How to Govern One's Speech
[extracted from: The Spiritual Combat by Dom Lorenzo Scupoli,
Nihil Obstat: Edward A. Cerney, S.S., Censor Deputatus
Imprimatur: Micheal J. Curley, D.D., Archbishop of Baltimore and Washington, 1945.]
How to Govern One's Speech
WE MUST GIVE careful attention to our speech because of our tendency to speak on anything that is attractive to our senses. This inclination is rooted in a certain pride. We think that we know a great deal about things and, fond of our own conceptions, we do not hesitate to communicate them to others. We think the entire assembly should be attentive to us.
One could not easily enumerate all the evil consequences arising from uncontrolled speech.
In general, we may say that it occasions much loss of time; it is a certain sign of ignorance and shallowness; it usually involves detractions and lies, and cools the fervor of devotion. It reinforces our disorderly passions, and establishes a habit of loose and idle talk.
As a method of correcting this, I would suggest the following.

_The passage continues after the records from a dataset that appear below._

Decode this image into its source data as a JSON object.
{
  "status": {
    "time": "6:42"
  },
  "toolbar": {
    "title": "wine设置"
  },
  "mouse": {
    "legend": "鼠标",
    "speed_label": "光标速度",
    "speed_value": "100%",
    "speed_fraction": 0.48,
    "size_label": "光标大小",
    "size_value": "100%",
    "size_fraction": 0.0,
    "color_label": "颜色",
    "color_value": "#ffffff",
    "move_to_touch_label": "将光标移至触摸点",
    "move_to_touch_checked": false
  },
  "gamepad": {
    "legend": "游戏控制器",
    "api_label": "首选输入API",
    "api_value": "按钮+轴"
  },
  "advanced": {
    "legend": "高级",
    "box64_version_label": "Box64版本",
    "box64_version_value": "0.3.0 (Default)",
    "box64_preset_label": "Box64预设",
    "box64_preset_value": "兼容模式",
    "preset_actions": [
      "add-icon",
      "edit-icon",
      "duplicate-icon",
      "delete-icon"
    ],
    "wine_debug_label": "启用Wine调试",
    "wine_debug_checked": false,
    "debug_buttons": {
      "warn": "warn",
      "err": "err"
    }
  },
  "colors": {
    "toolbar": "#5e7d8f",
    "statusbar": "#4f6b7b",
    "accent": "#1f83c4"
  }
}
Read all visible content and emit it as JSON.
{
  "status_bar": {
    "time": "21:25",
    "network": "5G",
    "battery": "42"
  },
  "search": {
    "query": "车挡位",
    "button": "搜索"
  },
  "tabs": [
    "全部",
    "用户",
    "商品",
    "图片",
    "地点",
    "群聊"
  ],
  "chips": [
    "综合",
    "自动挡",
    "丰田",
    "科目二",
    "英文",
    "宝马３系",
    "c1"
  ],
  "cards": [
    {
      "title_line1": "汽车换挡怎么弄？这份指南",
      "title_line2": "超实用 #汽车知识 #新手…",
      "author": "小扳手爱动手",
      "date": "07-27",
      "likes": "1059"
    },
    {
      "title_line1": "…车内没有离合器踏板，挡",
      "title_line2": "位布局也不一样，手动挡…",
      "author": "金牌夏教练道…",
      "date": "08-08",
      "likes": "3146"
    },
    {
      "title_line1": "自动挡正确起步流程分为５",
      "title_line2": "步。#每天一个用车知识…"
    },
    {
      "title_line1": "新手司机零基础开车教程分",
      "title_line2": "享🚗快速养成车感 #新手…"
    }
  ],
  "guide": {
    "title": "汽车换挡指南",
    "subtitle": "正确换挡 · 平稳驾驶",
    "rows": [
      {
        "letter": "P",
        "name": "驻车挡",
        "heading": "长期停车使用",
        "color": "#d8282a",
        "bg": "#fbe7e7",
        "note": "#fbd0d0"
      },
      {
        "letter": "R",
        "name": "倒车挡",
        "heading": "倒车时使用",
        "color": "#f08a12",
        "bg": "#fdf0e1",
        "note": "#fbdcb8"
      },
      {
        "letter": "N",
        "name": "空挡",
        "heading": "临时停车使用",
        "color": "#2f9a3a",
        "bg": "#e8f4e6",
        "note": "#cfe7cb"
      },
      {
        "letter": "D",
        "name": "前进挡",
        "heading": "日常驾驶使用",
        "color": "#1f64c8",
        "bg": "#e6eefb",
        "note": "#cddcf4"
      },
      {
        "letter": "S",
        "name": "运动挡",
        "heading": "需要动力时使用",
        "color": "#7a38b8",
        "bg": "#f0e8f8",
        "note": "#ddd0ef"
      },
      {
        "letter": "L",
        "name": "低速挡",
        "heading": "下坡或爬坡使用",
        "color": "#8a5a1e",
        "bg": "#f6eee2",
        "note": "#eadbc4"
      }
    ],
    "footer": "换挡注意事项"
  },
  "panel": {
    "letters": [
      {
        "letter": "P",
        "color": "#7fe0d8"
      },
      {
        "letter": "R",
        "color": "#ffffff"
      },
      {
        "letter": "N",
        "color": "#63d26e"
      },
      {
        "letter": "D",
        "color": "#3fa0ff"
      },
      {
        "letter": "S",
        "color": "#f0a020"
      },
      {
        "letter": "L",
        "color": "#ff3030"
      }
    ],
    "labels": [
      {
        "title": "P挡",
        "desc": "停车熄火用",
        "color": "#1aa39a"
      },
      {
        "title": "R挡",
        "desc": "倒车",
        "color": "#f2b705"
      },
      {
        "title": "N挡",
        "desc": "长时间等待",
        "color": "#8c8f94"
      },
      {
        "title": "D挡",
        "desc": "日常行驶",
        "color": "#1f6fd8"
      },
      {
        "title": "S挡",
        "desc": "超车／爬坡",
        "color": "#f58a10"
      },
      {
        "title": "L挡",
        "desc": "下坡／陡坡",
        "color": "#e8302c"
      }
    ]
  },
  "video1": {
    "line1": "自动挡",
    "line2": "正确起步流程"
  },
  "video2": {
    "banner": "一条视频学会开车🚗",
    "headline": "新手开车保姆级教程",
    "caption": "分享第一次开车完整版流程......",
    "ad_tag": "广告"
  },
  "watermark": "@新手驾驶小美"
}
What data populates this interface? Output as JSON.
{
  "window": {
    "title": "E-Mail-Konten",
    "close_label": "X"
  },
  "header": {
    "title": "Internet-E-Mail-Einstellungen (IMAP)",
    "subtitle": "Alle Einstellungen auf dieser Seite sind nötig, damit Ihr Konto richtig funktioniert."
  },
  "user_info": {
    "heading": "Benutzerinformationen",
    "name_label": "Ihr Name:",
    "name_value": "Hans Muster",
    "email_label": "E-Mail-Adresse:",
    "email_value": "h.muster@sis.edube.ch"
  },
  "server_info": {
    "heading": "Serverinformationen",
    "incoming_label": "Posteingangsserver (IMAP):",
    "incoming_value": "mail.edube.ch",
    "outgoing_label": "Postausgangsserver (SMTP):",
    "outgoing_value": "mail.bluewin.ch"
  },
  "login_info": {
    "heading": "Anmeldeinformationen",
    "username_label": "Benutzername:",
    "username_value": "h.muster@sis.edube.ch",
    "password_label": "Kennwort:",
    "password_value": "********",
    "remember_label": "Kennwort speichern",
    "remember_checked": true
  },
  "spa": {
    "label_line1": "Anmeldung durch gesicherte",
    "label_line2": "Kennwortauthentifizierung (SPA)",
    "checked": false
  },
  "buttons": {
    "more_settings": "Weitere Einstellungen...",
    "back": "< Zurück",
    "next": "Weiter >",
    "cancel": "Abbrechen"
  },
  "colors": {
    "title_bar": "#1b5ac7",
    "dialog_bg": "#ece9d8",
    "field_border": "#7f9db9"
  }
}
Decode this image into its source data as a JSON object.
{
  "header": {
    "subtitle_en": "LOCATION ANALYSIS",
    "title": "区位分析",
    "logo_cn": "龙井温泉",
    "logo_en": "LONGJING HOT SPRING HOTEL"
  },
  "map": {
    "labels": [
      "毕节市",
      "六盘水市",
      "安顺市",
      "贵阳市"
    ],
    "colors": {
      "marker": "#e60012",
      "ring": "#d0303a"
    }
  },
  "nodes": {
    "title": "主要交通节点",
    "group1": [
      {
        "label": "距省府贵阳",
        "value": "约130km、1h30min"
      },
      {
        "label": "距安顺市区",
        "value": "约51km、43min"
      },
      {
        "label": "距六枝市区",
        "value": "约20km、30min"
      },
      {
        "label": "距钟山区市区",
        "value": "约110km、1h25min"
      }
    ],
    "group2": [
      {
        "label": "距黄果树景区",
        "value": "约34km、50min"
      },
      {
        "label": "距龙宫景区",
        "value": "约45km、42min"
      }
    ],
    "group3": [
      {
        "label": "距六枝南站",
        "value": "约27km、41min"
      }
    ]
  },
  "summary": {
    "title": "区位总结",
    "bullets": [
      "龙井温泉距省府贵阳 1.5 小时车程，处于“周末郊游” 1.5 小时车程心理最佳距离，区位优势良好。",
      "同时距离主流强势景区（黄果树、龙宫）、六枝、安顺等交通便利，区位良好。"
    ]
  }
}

Do not talk too much! —either to those who do not readily listen to you, lest you bore them, or to those who enjoy hearing you, lest you be led into improper avenues of conversation.
Loud and dictatorial tones are not pleasing to the ear and only reveal your presumptuous ignorance.
One should speak of himself, of his accomplishments, of his relatives, only when compelled to do so. And then these should be discussed as briefly and modestly as possible. If you meet someone who talks only of himself, try to find a good reason to excuse him, but do not imitate him, though everything he says should serve only as an occasion for humiliation and self-accusation.
Speak willingly of God and His immense charity for us. But lest you fail to express yourself correctly, prefer to hear and treasure in your heart the words of others on this subject.
When worldly talk reaches your ears, do not let it touch your heart. If it is necessary for you to listen to it, to understand and comment on it, lift your heart to heaven. There reigns your God, and from thence that divine Majesty condescends to behold you, unworthy as you are. After you have decided what to say, eliminate some of it because, in the end, you will always discover that you have said too much.
Silence has a definite value in the spiritual warfare. Its observance is an assurance of victory. Generally speaking, it is accompanied by distrust of self and confidence in God, a greater desire for prayer, and facility in practicing virtue.
To arouse in yourself a love of silence consider the great advantages it offers and the numberless evils that spring from an unchecked loquacity. To become accustomed to infrequent speech, you should practice restraint even when you might be permitted to speak, unless this silence should be detrimental to yourself or to others.
Unprofitable discourse is to be avoided. The company of God, His saints and angels, is to be preferred to that of man.
If you really have in mind at all times the war you have undertaken, you will hardly find time to breathe, much less to throw your energy away in silly, inane conversations.